By Michelle Bedoya Barnett, JBA president
By the time this article is published, we should (but may not) know who won the 2020 presidential election.
I have been thinking a lot about division that exists in our country today and what qualifications and skills make a good president.
Since 1789, nearly every American election has included a candidate who attended law school, practiced law as an attorney, or both. This year’s election is no exception.
The journey from law student, to lawyer, to politician, to presidential candidate is a familiar one. More than half of this country’s presidents practiced law before becoming commander in chief.
Twenty-six of our nation’s 45 chief executives practiced law in some capacity before their inauguration. Three more – Teddy Roosevelt, Harry S. Truman, and Lyndon Johnson – were law school dropouts. Truman didn’t graduate from college. At the time, you could attend law school right out of high school.
Legal experience remains an asset for those seeking to lead the free world. While the legal profession and the presidency have changed exponentially in the past 200 years, the correlation between the two has not.
There certainly are other professions that provide important skills such as business, health care and science. My personal favorite, President Ronald Reagan, was an actor.
What makes the legal profession conducive to achieving the most notable office in the country?
Politics and law are inextricably linked. Understanding the law means understanding policy, history and governmental functions. Many high-ranking government legal positions are bound tightly to the world of politics for better or worse.
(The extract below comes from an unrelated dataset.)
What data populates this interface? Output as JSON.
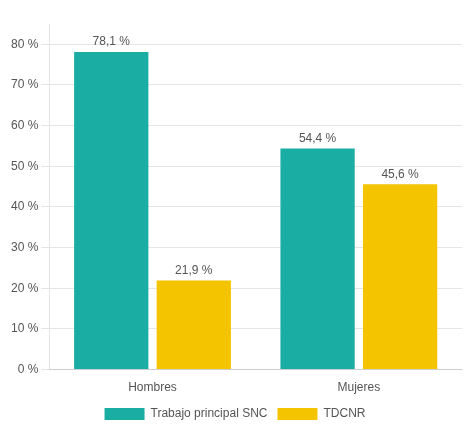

Moreover, a law degree and legal career open doors to pursuing politics by creating opportunities to strengthen community relationships and involvement and advancing skills such as public speaking, networking and crisis management.
The skills required to practice law far exceed an educational pedigree or social aptitude. Being an exceptional lawyer, like being an exceptional president, requires strength of character, leadership ability, eloquence and unwavering fortitude in the face of adversity and stress.
So many of the skills that enable successful lawyers to command a courtroom or a boardroom are integral to commanding a country and its constituents.
Careers in the law or politics allow people to pursue public service and strive to implement justice and equality. Law and politics are platforms for actualizing tangible societal change.
What a legal career most prepares a future politician for is resolving issues, mediating disputes and bettering their community.
Like the presidency, and many other important leadership positions, the role of an attorney is accompanied by great responsibility and the ability to improve the lives of others.
One of the most famous lawyers-turned-presidents, Abraham Lincoln, said, “as a peacemaker, the lawyer has superior opportunity of being a good man.”
Lawyers, through their unique knowledge and ability, have the opportunity and responsibility to be good people.
Regardless of the outcome of this election, we as lawyers should work together to be peacemakers and to bring unity among people in our country.
Christopher Scalia, son of the late U.S. Supreme Court Justice Antonin Scalia, said it best when he described the relationship between his father and the late Justice Ruth Bader Ginsburg:
“They held very strong, very different views. They wrote opinions that disagreed with each other’s opinions, and they didn’t pull any punches in those opinions, but they never let those strong, deeply held beliefs get in the way of their friendship. They didn’t compromise those beliefs for each other, but they didn’t let it disrupt their relationship.”
Let’s be sure to use this example and move forward together as a united country, and as good people, for the greater good.
Michelle Bedoya Barnett is a founding partner of Alexander DeGance Barnett, focusing on labor and employment law.